The history of virtually all developed countries was that economic transformation moved from agrarian economy to industrialisation before diversifying into service and knowledge economies. Now, AfDB boldly reports that the East African economic structure is transforming with the services sector becoming more dominant.

That kind of change from agrarian to service industry still puzzles economists. There are those who argue that Africa’s only hope is to industrialise. The World Economic Forum on the other hand says Africa's future is innovation rather than industrialisation. Others even propose that the continent pursue manufacturing as well as services. There is no consensus that there can be real development by leapfrogging manufacturing into a service economy.

John Page, a former senior official of the World Bank, says in his recent Brookings Institution article, that economists have long regarded structural change—the movement of workers from lower to higher productivity employment—as essential to growth in low-income countries.

But Africa’s development path is diverging from the well-tested development model into a new realm and hence the reason there are differing views. Page says new technologies have spawned a growing number of services and agro-industries—including horticulture—that share many characteristics with manufacturing.


These emerging businesses are what Page and his co-authors, Newfarmer and Tarp, refer to as “industries without smokestacks,” in their 2018 book. They characterise these industries as “tradable, have high value added per worker, and can absorb large numbers of moderately skilled workers. Like manufacturing, they benefit from technological change, productivity growth, scale, and agglomeration economies.”

The authors of the AfDB report, however, have no doubts. The report seems to celebrate the idea that the contribution of agriculture to East Africa’s GDP declined from an average of 33.4 percent at the turn of the millennium to 28.3 percent in 2018. This was against an increase in the contribution of services to GDP from 44.6 percent in the early 2000s to 53.8 percent in 2018.

The change is more prominent in Seychelles, Eritrea, Kenya and Rwanda where services contribute 80 percent, 67 percent, 60 percent and 47 percent of GDP respectively. The GDP growth rates have dwarfed those of other countries with a slightly different model. In the region, Ethiopia stands out with its much more traditional development model.

Between 2008 and 2018, the share of agriculture in Ethiopia's gross domestic product declined from 45 percent to 31.19 percent. Manufacturing’s contribution increased from 10 percent to 27.26 percent and that of the services declined marginally from 38 percent to 37 percent. Ethiopia’s economy grew at double digits for most of the past 10 years.

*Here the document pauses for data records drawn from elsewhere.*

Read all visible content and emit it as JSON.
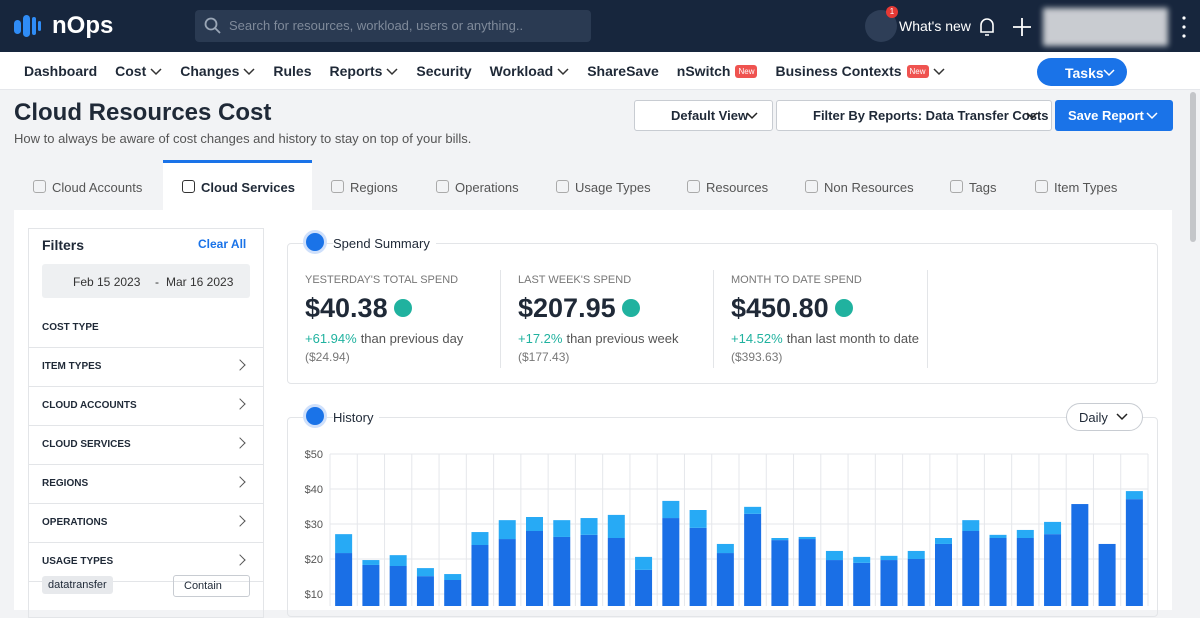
{
  "topbar": {
    "logo": "nOps",
    "search_placeholder": "Search for resources, workload, users or anything..",
    "notification_count": "1",
    "whats_new": "What's new"
  },
  "nav": {
    "items": [
      {
        "label": "Dashboard"
      },
      {
        "label": "Cost",
        "menu": true
      },
      {
        "label": "Changes",
        "menu": true
      },
      {
        "label": "Rules"
      },
      {
        "label": "Reports",
        "menu": true
      },
      {
        "label": "Security"
      },
      {
        "label": "Workload",
        "menu": true
      },
      {
        "label": "ShareSave"
      },
      {
        "label": "nSwitch",
        "badge": "New"
      },
      {
        "label": "Business Contexts",
        "badge": "New",
        "menu": true
      }
    ],
    "tasks": "Tasks"
  },
  "header": {
    "title": "Cloud Resources Cost",
    "subtitle": "How to always be aware of cost changes and history to stay on top of your bills.",
    "view_button": "Default View",
    "filter_button": "Filter By Reports: Data Transfer Costs",
    "save_button": "Save Report"
  },
  "tabs": {
    "items": [
      "Cloud Accounts",
      "Cloud Services",
      "Regions",
      "Operations",
      "Usage Types",
      "Resources",
      "Non Resources",
      "Tags",
      "Item Types"
    ],
    "active": 1
  },
  "filters": {
    "title": "Filters",
    "clear": "Clear All",
    "date_from": "Feb 15 2023",
    "date_separator": "-",
    "date_to": "Mar 16 2023",
    "sections": [
      "COST TYPE",
      "ITEM TYPES",
      "CLOUD ACCOUNTS",
      "CLOUD SERVICES",
      "REGIONS",
      "OPERATIONS",
      "USAGE TYPES"
    ],
    "tag": "datatransfer",
    "match": "Contain"
  },
  "spend_summary": {
    "title": "Spend Summary",
    "cards": [
      {
        "label": "YESTERDAY'S TOTAL SPEND",
        "value": "$40.38",
        "change": "+61.94%",
        "change_text": "than previous day",
        "previous": "($24.94)"
      },
      {
        "label": "LAST WEEK'S SPEND",
        "value": "$207.95",
        "change": "+17.2%",
        "change_text": "than previous week",
        "previous": "($177.43)"
      },
      {
        "label": "MONTH TO DATE SPEND",
        "value": "$450.80",
        "change": "+14.52%",
        "change_text": "than last month to date",
        "previous": "($393.63)"
      }
    ]
  },
  "history": {
    "title": "History",
    "period": "Daily",
    "chart_data": {
      "type": "bar",
      "stacked": true,
      "grid": true,
      "ylim": [
        0,
        50
      ],
      "yticks": [
        {
          "value": 10,
          "label": "$10"
        },
        {
          "value": 20,
          "label": "$20"
        },
        {
          "value": 30,
          "label": "$30"
        },
        {
          "value": 40,
          "label": "$40"
        },
        {
          "value": 50,
          "label": "$50"
        }
      ],
      "series": [
        {
          "color": "#1a6fe6",
          "values": [
            21.7,
            18.3,
            18.0,
            15.1,
            14.0,
            24.0,
            25.7,
            28.0,
            26.3,
            26.9,
            26.0,
            16.9,
            31.7,
            28.9,
            21.7,
            32.9,
            25.4,
            25.7,
            19.7,
            18.9,
            19.7,
            20.0,
            24.3,
            28.0,
            26.0,
            26.0,
            27.1,
            35.7,
            24.3,
            37.1
          ]
        },
        {
          "color": "#27aaf5",
          "values": [
            5.4,
            1.4,
            3.1,
            2.3,
            1.7,
            3.7,
            5.4,
            4.0,
            4.8,
            4.8,
            6.6,
            3.7,
            4.9,
            5.1,
            2.6,
            2.0,
            0.6,
            0.6,
            2.6,
            1.7,
            1.2,
            2.3,
            1.7,
            3.1,
            0.9,
            2.3,
            3.5,
            0,
            0,
            2.3
          ]
        }
      ]
    }
  }
}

The entry of Covid-19 brings new dimensions to the debate around the best development model that Africa should pursue.

AfDB in its report urges policy makers to reform education systems by linking universities and other tertiary institutions such as TVETs with industry; and integrating higher learning skills in the curricula by remodeling the syllabi to create critical and creative thinkers who are emotionally intelligent to fit in an automated and ICT-intensive society.

It is upon Africa to decide with conviction on which development model to pursue. The decision will then help to design the kind of strategies Africa needs to succeed.